Do You Know If Your Data Is Safe?
For years we have been worrying about whether the apps (or applications) that we use are secure. Now we have to worry about whether the back end servers that our apps talk to are secure.
You may remember that recently hackers discovered thousands of Mongo database servers that had no Admin password and created a form of ransomware – either encrypt the database in place or upload the database and delete all the tables. If you didn’t have good backups (and people that put databases on the Internet with no admin password probably don’t have good backups either) then you got to pay the ransom.
Well researchers, never content to leave bad enough alone, decided if there were thousands of Mongo database servers out there with no password, what else might be out there.
Security vendor Appthority found over 1,000 applications with backend databases that were used by iPhone and Android apps that were not properly secured. And, I am pretty sure, the search was not exhaustive.
The research focused on two open source products – MySQL and ElasticSearch. Open source is not really the issue here; poorly configured software is the issue.
Their analysis found 43 terabytes of unprotected data in 21,000 wide open databases.
They call what they found HospitalGown and it is not a bug. It is merely hackers looking for databases that operations people did not bother to secure. The Mongo database fiasco last December was caused by the default configuration for Mongo not having any security.
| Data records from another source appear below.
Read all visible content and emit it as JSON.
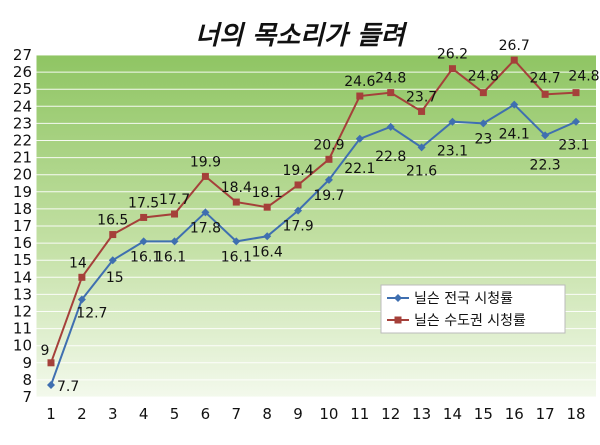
{
  "chart_data": {
    "type": "line",
    "title": "너의 목소리가 들려",
    "xlabel": "",
    "ylabel": "",
    "categories": [
      "1",
      "2",
      "3",
      "4",
      "5",
      "6",
      "7",
      "8",
      "9",
      "10",
      "11",
      "12",
      "13",
      "14",
      "15",
      "16",
      "17",
      "18"
    ],
    "ylim": [
      7,
      27
    ],
    "yticks": [
      7,
      8,
      9,
      10,
      11,
      12,
      13,
      14,
      15,
      16,
      17,
      18,
      19,
      20,
      21,
      22,
      23,
      24,
      25,
      26,
      27
    ],
    "grid": true,
    "legend_position": "right",
    "series": [
      {
        "name": "닐슨 전국 시청률",
        "color": "#3f6fb0",
        "marker": "diamond",
        "values": [
          7.7,
          12.7,
          15,
          16.1,
          16.1,
          17.8,
          16.1,
          16.4,
          17.9,
          19.7,
          22.1,
          22.8,
          21.6,
          23.1,
          23,
          24.1,
          22.3,
          23.1
        ],
        "labels": [
          "7.7",
          "12.7",
          "15",
          "16.1",
          "16.1",
          "17.8",
          "16.1",
          "16.4",
          "17.9",
          "19.7",
          "22.1",
          "22.8",
          "21.6",
          "23.1",
          "23",
          "24.1",
          "22.3",
          "23.1"
        ]
      },
      {
        "name": "닐슨 수도권 시청률",
        "color": "#a5403a",
        "marker": "square",
        "values": [
          9,
          14,
          16.5,
          17.5,
          17.7,
          19.9,
          18.4,
          18.1,
          19.4,
          20.9,
          24.6,
          24.8,
          23.7,
          26.2,
          24.8,
          26.7,
          24.7,
          24.8
        ],
        "labels": [
          "9",
          "14",
          "16.5",
          "17.5",
          "17.7",
          "19.9",
          "18.4",
          "18.1",
          "19.4",
          "20.9",
          "24.6",
          "24.8",
          "23.7",
          "26.2",
          "24.8",
          "26.7",
          "24.7",
          "24.8"
        ]
      }
    ]
  }
}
It required users to change the default install.
Whether that is the case here or not, what is likely just a sample of the whole Internet found 43 terabytes of wide open data.
Appthority did notify both Apple and Google about at least some of the non-secure apps and also notified Amazon for databases that were hosted there.
Still, there are probably tens of thousands – or more – databases out there that are still not protected.
One component of vendor risk management is to look at where your data is hosted, whether your vendors have conducted third party risk assessments and how they ensure your data is protected. I suspect that none of these app developers have done a vendor risk assessment. Have you?
Information for this post came from eWeek.